Les économistes ont observé la même chose en dehors de la mode. Pierre Azoulay et ses coauteurs ont montré que l’âge moyen des fondateurs des 0,1 % de startups américaines à la croissance la plus rapide est de 45 ans. Ce même résultat se vérifie dans tous les secteurs de haute technologie et dans les écosystèmes entrepreneuriaux. Le fondateur de quarante-cinq ans se situe au sommet de la distribution, pas en bout de course dans le folklore des investisseurs.
Ce que le démarrage tardif procure, ce n’est pas la sagesse. C’est une distance non méritée vis-à-vis de ses propres goûts. Une fondatrice de vingt-huit ans est encore instruite par ses propres appétits ; elle fera de la marque une garde-robe de ce qu’elle porterait elle-même. Une fondatrice de quarante-cinq ans a vu les modes tourner et appris quelles préférences n’étaient que le reflet de son âge. La clarté de Philo à cinquante ans est plus difficile à atteindre que sa clarté chez Céline une décennie plus tôt ; elle sait ce qu’elle ne veut pas.

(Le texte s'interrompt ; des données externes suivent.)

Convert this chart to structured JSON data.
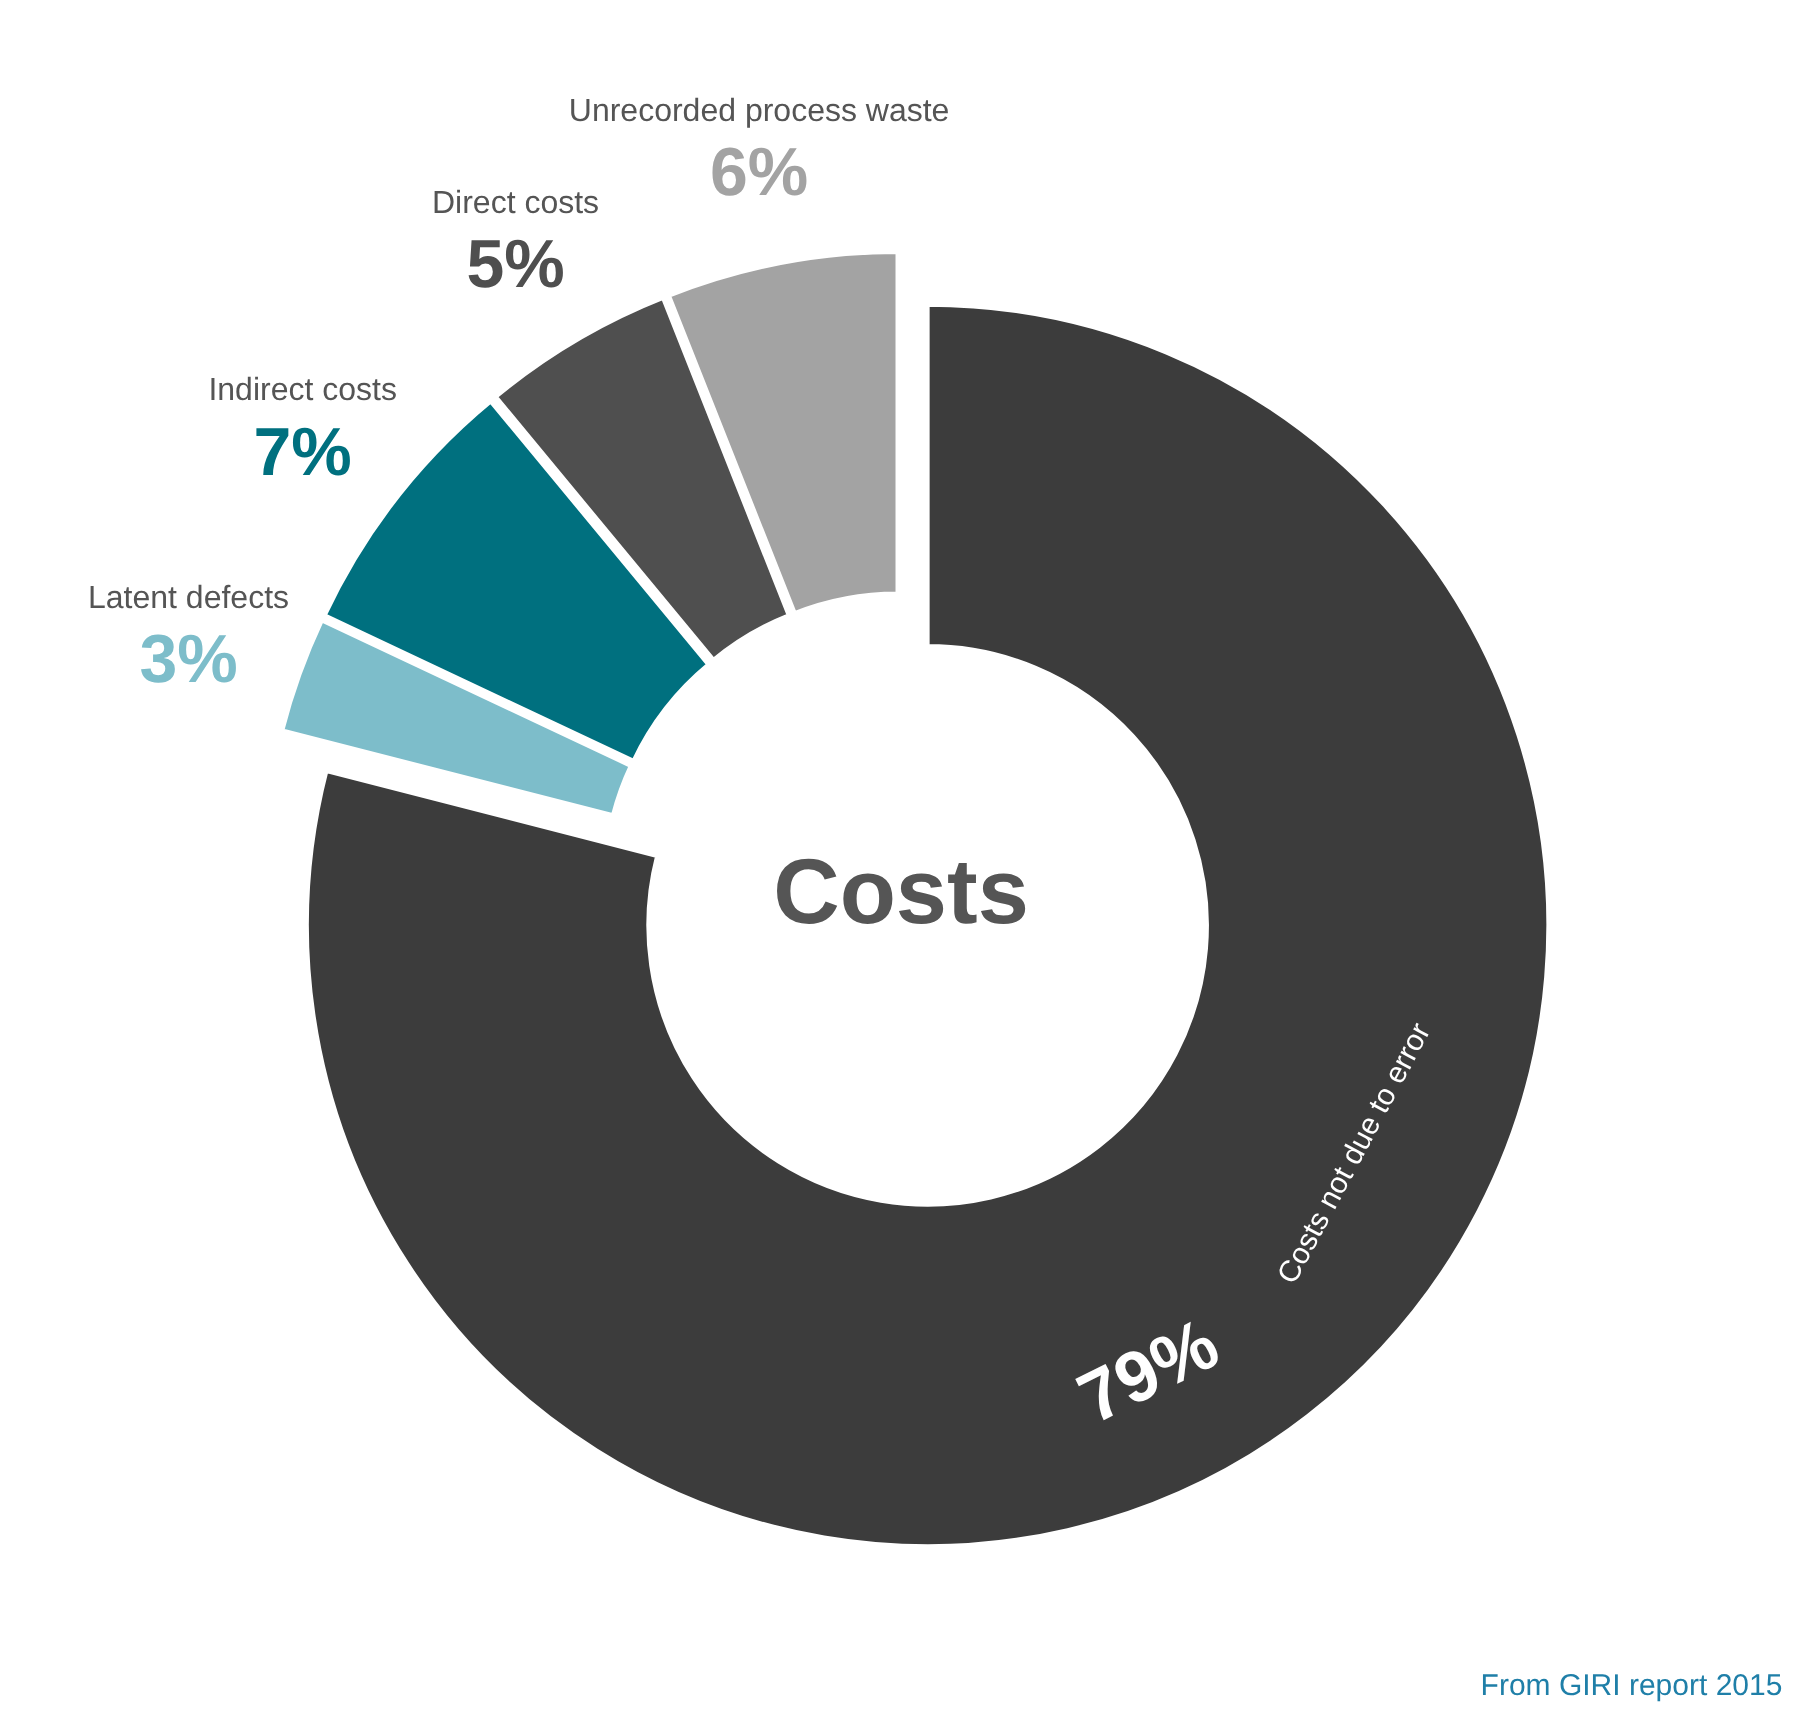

L’argument structurel est plus simple encore. Une marque indépendante a besoin d’un carnet d’adresses qu’aucune personne de vingt-cinq ans n’a eu le temps de constituer. Les manufactures rappellent Wang en premier. Les acheteurs accordaient à Herrera quinze minutes parce que Vreeland lui en avait déjà accordé deux heures. Les relations ne sont pas un cru que l’on peut faire mûrir en un an.
La jeunesse dans la mode est une décision de casting ; la résilience est un bilan comptable.
L’argument classique en sens inverse : McQueen, Lacroix, l’assistant devenu star jeune. Ils existent. Ce sont aussi des cas atypiques, et les cas atypiques n’invalident pas un taux de base. La plupart d’entre eux ont eu besoin d’un subventionnement massif de la part d’un conglomérat pour survivre à leur propre jeunesse ; Lacroix en est l’exemple le plus visible. La fondatrice de plus de quarante ans construit une entreprise qui n’a pas besoin d’un Pinault.
Ce que la presse appelle le retour de Philo est le dernier refus poli de l’industrie d’admettre qu’elle est la règle. La prochaine décennie de marques indépendantes ne sera pas fondée par des femmes de vingt-cinq ans avec des TikToks. Elle le sera par celles qui dirigent aujourd’hui des studios créatifs au sein des conglomérats, et qui pressentent, à juste titre, qu’elles sont sur le point d’être remplacées par quelqu’un de moins cher. Les 40 millions de dollars de Philo leur disent qu’elles peuvent partir.